She is also interested in themes of Britishness and patriotic shopping, women’s lives and biography, and the interconnections between production and consumption.
She is Associate Professor of History of Fashion and Material Culture at DMU, where she also leads the Global Cultures: Material, Textile and Visual research cluster and is a member of the Fashion History and Recreative Research Group.
She is author and editor of many publications including Material Lives: Women Makers and Consumer Culture in the 18th Century (Bloomsbury, 2021) and Labour of the Stitch: The Making and Remaking of Fashionable Georgian Dress (Cambridge UP, 2024),
She is currently working on her next book, Georgian Fashion: Britishness and Dress in the Eighteenth Century (under contract with Yale UP).
She is project lead on the AHRC-funded Making Historical Dress project has brought together global collaborators to establish making as a historical methodology.
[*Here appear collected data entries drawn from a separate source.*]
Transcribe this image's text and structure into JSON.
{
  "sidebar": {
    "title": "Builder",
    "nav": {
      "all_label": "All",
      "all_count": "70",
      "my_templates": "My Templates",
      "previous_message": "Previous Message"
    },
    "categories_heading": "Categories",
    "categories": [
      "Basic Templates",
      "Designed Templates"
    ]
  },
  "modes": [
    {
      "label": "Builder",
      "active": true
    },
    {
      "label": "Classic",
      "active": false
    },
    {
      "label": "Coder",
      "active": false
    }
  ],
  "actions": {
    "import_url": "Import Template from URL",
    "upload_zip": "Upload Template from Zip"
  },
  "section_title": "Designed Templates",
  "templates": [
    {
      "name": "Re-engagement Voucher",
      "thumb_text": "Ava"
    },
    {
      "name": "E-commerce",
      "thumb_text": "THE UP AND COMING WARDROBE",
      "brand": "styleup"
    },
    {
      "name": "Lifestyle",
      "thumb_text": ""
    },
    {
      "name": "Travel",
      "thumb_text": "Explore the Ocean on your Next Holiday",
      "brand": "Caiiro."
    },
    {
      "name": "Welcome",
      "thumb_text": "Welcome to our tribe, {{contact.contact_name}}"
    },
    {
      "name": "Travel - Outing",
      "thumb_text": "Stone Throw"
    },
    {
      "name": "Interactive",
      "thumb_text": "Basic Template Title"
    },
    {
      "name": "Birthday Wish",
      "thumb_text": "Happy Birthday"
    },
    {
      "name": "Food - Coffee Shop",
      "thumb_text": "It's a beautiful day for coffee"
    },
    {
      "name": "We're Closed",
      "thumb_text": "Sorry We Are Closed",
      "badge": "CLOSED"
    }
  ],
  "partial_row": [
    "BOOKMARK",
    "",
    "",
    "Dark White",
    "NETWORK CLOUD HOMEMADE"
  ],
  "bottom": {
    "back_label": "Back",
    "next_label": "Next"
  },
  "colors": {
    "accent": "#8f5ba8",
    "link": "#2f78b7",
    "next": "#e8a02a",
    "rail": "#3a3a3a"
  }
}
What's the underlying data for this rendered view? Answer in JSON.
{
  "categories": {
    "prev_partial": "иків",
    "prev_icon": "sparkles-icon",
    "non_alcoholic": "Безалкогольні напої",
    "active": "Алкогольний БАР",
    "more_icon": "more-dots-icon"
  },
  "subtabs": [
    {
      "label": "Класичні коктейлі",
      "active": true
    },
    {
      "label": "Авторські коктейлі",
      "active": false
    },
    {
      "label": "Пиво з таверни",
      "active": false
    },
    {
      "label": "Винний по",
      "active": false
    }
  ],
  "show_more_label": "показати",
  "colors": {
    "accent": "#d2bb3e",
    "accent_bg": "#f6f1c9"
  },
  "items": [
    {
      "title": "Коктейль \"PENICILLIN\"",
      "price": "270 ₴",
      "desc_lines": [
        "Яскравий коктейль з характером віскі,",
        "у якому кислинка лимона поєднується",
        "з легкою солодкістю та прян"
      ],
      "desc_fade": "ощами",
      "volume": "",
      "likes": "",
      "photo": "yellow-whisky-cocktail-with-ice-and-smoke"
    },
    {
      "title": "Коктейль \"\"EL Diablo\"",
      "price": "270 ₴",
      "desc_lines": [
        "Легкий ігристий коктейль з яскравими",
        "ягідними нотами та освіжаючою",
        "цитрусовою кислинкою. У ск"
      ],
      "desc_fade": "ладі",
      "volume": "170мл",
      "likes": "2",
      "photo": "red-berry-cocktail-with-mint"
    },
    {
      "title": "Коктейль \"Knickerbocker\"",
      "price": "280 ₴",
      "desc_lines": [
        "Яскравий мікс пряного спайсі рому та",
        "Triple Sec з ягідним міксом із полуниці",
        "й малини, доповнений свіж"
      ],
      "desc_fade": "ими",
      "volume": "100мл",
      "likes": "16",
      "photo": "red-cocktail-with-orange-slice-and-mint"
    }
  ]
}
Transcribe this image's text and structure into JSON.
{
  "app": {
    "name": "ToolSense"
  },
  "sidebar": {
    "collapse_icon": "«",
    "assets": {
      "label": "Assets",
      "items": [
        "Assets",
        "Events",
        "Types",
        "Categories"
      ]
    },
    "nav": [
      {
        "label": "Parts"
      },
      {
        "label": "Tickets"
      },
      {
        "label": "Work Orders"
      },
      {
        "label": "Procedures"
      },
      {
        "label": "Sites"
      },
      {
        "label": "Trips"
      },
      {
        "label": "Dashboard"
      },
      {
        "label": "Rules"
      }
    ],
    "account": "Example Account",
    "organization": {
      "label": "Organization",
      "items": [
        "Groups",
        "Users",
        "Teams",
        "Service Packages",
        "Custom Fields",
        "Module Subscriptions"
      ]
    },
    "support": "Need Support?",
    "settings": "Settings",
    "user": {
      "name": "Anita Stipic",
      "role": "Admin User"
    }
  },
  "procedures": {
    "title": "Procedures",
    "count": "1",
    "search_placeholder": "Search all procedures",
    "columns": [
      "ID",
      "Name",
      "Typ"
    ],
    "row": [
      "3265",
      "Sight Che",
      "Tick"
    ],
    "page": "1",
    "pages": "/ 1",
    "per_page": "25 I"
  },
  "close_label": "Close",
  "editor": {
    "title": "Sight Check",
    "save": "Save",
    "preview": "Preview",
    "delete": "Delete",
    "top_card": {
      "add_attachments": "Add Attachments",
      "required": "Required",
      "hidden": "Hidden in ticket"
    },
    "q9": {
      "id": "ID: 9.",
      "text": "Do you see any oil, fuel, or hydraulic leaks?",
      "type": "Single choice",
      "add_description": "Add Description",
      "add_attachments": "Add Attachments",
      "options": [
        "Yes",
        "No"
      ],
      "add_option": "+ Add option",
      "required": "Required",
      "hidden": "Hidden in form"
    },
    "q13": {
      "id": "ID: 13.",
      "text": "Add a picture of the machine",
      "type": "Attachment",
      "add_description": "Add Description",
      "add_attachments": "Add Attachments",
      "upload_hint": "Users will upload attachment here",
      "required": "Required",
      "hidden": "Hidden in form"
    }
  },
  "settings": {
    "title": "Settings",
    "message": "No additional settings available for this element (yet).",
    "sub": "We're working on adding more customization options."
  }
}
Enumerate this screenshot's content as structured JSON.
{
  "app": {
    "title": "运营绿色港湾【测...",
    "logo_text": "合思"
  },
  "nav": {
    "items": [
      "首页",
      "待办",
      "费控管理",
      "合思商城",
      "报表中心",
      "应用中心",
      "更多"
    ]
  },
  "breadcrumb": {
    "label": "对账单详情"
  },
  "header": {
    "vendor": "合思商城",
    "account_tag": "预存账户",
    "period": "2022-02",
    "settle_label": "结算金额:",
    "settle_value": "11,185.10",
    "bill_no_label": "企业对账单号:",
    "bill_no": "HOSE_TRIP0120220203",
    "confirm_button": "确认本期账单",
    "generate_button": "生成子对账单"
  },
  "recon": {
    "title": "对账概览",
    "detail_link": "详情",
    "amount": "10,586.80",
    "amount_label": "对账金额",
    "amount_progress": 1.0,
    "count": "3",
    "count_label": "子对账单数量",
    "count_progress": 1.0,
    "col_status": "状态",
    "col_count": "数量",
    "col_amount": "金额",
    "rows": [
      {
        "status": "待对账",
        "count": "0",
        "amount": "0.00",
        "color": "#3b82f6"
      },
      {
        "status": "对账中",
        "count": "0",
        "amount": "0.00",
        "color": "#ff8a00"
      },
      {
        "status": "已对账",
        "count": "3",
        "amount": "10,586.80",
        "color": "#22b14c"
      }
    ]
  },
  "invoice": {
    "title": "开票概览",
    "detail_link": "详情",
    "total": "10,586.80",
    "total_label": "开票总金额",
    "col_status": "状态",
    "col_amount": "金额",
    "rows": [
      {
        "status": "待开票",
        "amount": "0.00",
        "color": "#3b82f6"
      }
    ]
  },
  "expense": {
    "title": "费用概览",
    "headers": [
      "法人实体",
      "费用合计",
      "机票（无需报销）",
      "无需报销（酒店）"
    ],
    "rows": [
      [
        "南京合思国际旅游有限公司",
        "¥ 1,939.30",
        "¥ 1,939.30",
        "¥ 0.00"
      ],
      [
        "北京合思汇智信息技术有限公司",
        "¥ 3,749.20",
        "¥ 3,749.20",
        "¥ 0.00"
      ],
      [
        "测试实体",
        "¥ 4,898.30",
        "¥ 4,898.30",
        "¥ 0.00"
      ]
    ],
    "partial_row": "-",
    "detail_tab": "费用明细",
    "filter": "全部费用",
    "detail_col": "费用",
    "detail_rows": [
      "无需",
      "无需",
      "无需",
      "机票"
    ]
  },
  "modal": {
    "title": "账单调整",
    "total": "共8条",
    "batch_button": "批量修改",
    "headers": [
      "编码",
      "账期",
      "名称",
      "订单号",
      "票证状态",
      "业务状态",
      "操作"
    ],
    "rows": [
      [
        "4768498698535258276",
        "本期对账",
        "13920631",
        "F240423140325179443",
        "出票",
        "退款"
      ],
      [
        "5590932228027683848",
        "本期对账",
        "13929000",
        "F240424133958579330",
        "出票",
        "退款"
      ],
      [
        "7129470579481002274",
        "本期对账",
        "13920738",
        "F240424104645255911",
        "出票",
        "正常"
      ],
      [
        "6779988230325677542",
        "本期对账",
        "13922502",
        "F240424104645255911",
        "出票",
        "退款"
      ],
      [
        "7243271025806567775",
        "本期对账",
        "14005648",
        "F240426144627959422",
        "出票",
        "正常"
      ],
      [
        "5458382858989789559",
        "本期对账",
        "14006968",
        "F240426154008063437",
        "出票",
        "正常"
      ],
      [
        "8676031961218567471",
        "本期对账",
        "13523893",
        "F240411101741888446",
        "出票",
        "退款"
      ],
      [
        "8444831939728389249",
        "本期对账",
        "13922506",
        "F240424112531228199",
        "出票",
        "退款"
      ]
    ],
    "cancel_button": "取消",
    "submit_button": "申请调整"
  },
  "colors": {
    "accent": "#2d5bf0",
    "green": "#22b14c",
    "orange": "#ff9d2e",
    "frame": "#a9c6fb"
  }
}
Alongside her academic work, Dr. Dyer is also a broadcaster and curator. Her most recent project, with BBC History Extra, is a documentary exploring the importance of the eighteenth-century mantua-maker in the establishment of the modern fashion industry. She also writes and presents the digital series, Fashion Through History, for English Heritage.
She has recently collaborated on exhibitions with the National Trust and Bankfield Museum, and she was previously a curator at the National Portrait Gallery and the Museum of Domestic Design and Architecture.